Now that we have seen a close to 2020, let’s take a look at foreign investment changes around the globe. Following on from my
2nd installment in September, foreign investment regulations have continued to tighten in the more democratic nations and loosen in those less so.
In November, the UK government introduced the
National Security and Investment Bill, which according to the official press release, “will modernize the government’s powers to investigate and intervene in potentially hostile foreign direct investment that threatens UK national security. To help with
the understanding of the proposed Bill, the government has issued additional
flowchart outlining the process for notifiable acquisitions which has been proposed as 15% or more of the votes or shares in an entity.
In mid-October 2020, the EU provided Member States with a framework to be applied to the screening of foreign direct investments into the Union on the grounds of security or public order, and for a mechanism for cooperation between Member States and
the Commission. While this
EU Regulation provides a framework, it does not provide for a centralized EU foreign investment screening process, nor does it standardize existing national screening mechanisms.
Following on from the EU Regulation, several countries: Finland, Latvia, Poland,
and Slovenia have implemented 10-20% thresholds to initiate foreign direct investment screening. Others, like
Hungary and Italy have extended existing regulations thru February 2021 and 30 June 2021 respectively.
Effective 19 November 2020, Spain extended its
FDI rules to include investments by EU and EFTA investors and until 30 June 2021, investments, whereby 10% or more share capital is acquired in a Spanish company that operates in a strategic sector will need prior authorization.
As previously reported, Australia’s government issued the
Foreign Investment Reform Bill 2020 (protecting Australia’s national security) in July 2020 and it passed into law on 9 December 2020. While this went into effect on 1 January 2021, there has been no publication of the associated guidance notes and regulations
as to the specifics of its implementation.
Rounding out restrictions is Oman, who released its
current list of activities (PwC, 30 Dec. 2020) that are prohibited by foreign investment.

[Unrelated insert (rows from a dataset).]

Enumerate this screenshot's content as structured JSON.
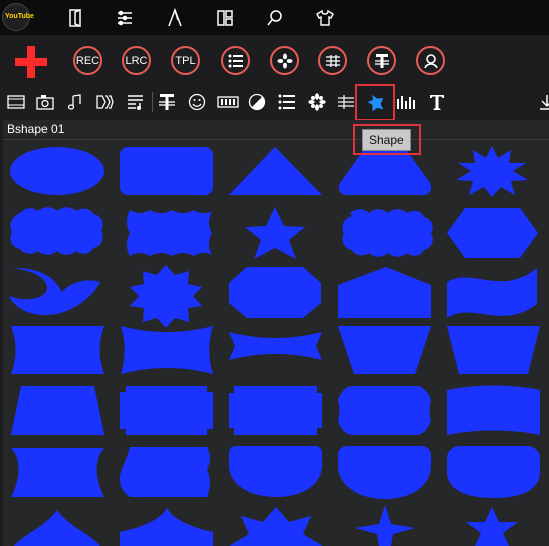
{
  "app": {
    "logo_text": "YouTube"
  },
  "top_icons": [
    "door-icon",
    "list-sliders-icon",
    "compass-icon",
    "layout-icon",
    "search-icon",
    "tshirt-icon"
  ],
  "main_toolbar": {
    "add_icon": "red-plus-icon",
    "buttons": [
      {
        "name": "rec-button",
        "label": "REC"
      },
      {
        "name": "lrc-button",
        "label": "LRC"
      },
      {
        "name": "tpl-button",
        "label": "TPL"
      },
      {
        "name": "list-button",
        "label": ""
      },
      {
        "name": "flower-button",
        "label": ""
      },
      {
        "name": "music-lines-button",
        "label": ""
      },
      {
        "name": "text-button",
        "label": ""
      },
      {
        "name": "person-button",
        "label": ""
      }
    ]
  },
  "sub_toolbar": {
    "icons": [
      "film-icon",
      "camera-icon",
      "music-note-icon",
      "transition-icon",
      "lyrics-icon",
      "text-lines-icon",
      "emoji-icon",
      "bar-meter-icon",
      "contrast-icon",
      "bullet-list-icon",
      "flower-icon",
      "music-staff-icon",
      "shape-icon",
      "equalizer-icon",
      "title-t-icon",
      "download-icon"
    ],
    "selected": "shape-icon"
  },
  "tooltip": {
    "text": "Shape"
  },
  "panel": {
    "title": "Bshape 01"
  },
  "colors": {
    "shape_fill": "#1a33ff",
    "highlight": "#e0333a",
    "accent": "#e85d55"
  },
  "shapes": [
    "ellipse",
    "rounded-rect",
    "triangle",
    "trapezoid",
    "starburst",
    "cloud",
    "scalloped",
    "star-5",
    "cloud-2",
    "hexagon",
    "crescent",
    "star-8",
    "octagon",
    "house",
    "wave-banner",
    "concave-rect",
    "bowtie",
    "ribbon",
    "inverted-trapezoid",
    "trapezoid-2",
    "trapezoid-3",
    "notched-rect",
    "notched-rect-2",
    "rounded-notch",
    "wavy-rect",
    "concave-diamond",
    "badge",
    "shield",
    "shield-2",
    "rounded-shield",
    "dome",
    "arch",
    "star-top",
    "sparkle",
    "star-small"
  ]
}
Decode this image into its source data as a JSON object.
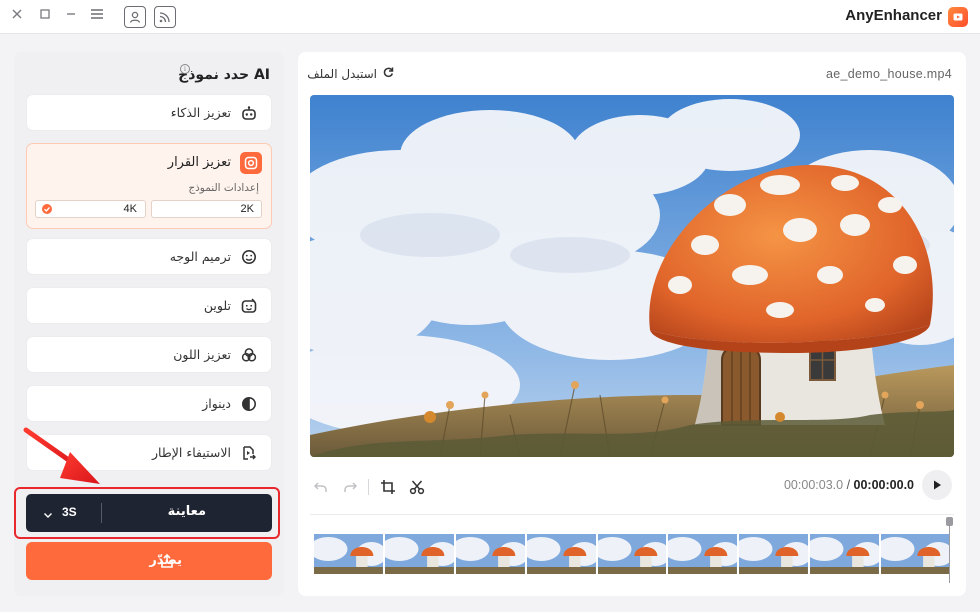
{
  "window": {
    "title": "AnyEnhancer",
    "controls": [
      "close-icon",
      "maximize-icon",
      "minimize-icon",
      "menu-icon",
      "account-icon",
      "feedback-icon"
    ]
  },
  "sidebar": {
    "title": "حدد نموذج AI",
    "models": [
      {
        "label": "تعزيز الذكاء",
        "icon": "robot-icon",
        "active": false
      },
      {
        "label": "تعزيز القرار",
        "icon": "resolution-icon",
        "active": true,
        "settings_label": "إعدادات النموذج",
        "options": [
          "2K",
          "4K"
        ],
        "selected": "4K"
      },
      {
        "label": "ترميم الوجه",
        "icon": "face-icon",
        "active": false
      },
      {
        "label": "تلوين",
        "icon": "colorize-icon",
        "active": false
      },
      {
        "label": "تعزيز اللون",
        "icon": "color-circles-icon",
        "active": false
      },
      {
        "label": "دينواز",
        "icon": "denoise-icon",
        "active": false
      },
      {
        "label": "الاستيفاء الإطار",
        "icon": "frame-interpolation-icon",
        "active": false
      }
    ],
    "preview_button": {
      "label": "معاينة",
      "duration": "3S"
    },
    "export_button": {
      "label": "يصدّر"
    }
  },
  "main": {
    "replace_file_label": "استبدل الملف",
    "filename": "ae_demo_house.mp4",
    "time_current": "00:00:03.0",
    "time_separator": "/",
    "time_total": "00:00:00.0"
  },
  "colors": {
    "accent": "#ff6a3d",
    "preview_bar": "#1f2433",
    "highlight": "#e8282d"
  }
}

Elsewhere, there have been a handful of countries that have shown some loosening of their restrictions on foreign investment, namely
China, India, UAE, and Vietnam.
In early November 2020, China combined its QFII and RQFII programs. Although the limits for investing have not changed, the requirements for becoming a qualified foreign investor have been simplified. But, China also implemented national security
rules consisting of
23 Articles for foreign investment. These rules establish a foreign investment security review agency to undertake the daily review of foreign investments with specific attention to those in military industry, and national defense. Also, looking at investment
in important, agricultural products, energy and resources, major equipment manufacturing, transportation services, IT and internet products and other key technologies to name just a few of the identified sectors. These measures come into effect on 18 January
In early December, the Indian Ministry of Finance, has relaxed restrictions on foreign investment in defense companies. In certain cases, foreign investment can now be 74 percent which is up from 49 percent.
Continuing in Asia, as of 1 January 2021, under its 2019 Law on Securities,
Vietnam allowed for an aggregate 50% cap (updated 1/22 to reflect final rule) on foreign ownership of public companies unless another cap is specified. It also recognizes the EU-Vietnam Trade Agreement by increasing ownership caps in the Telecoms sector
for EU foreign investors come the year 2025. Other increases appeared in Aviation from 30% to 34% and within Rail sector an increase to 51% for ASEAN investors.
Closing the year is the UAE, who under amendments to their Companies Law allows foreign investors to establish and own 100% of LLCs and joint stock companies. The amendments also removed the requirement to have a local service agent who is a citizen
of the UAE as part of the foreign investor company/branch.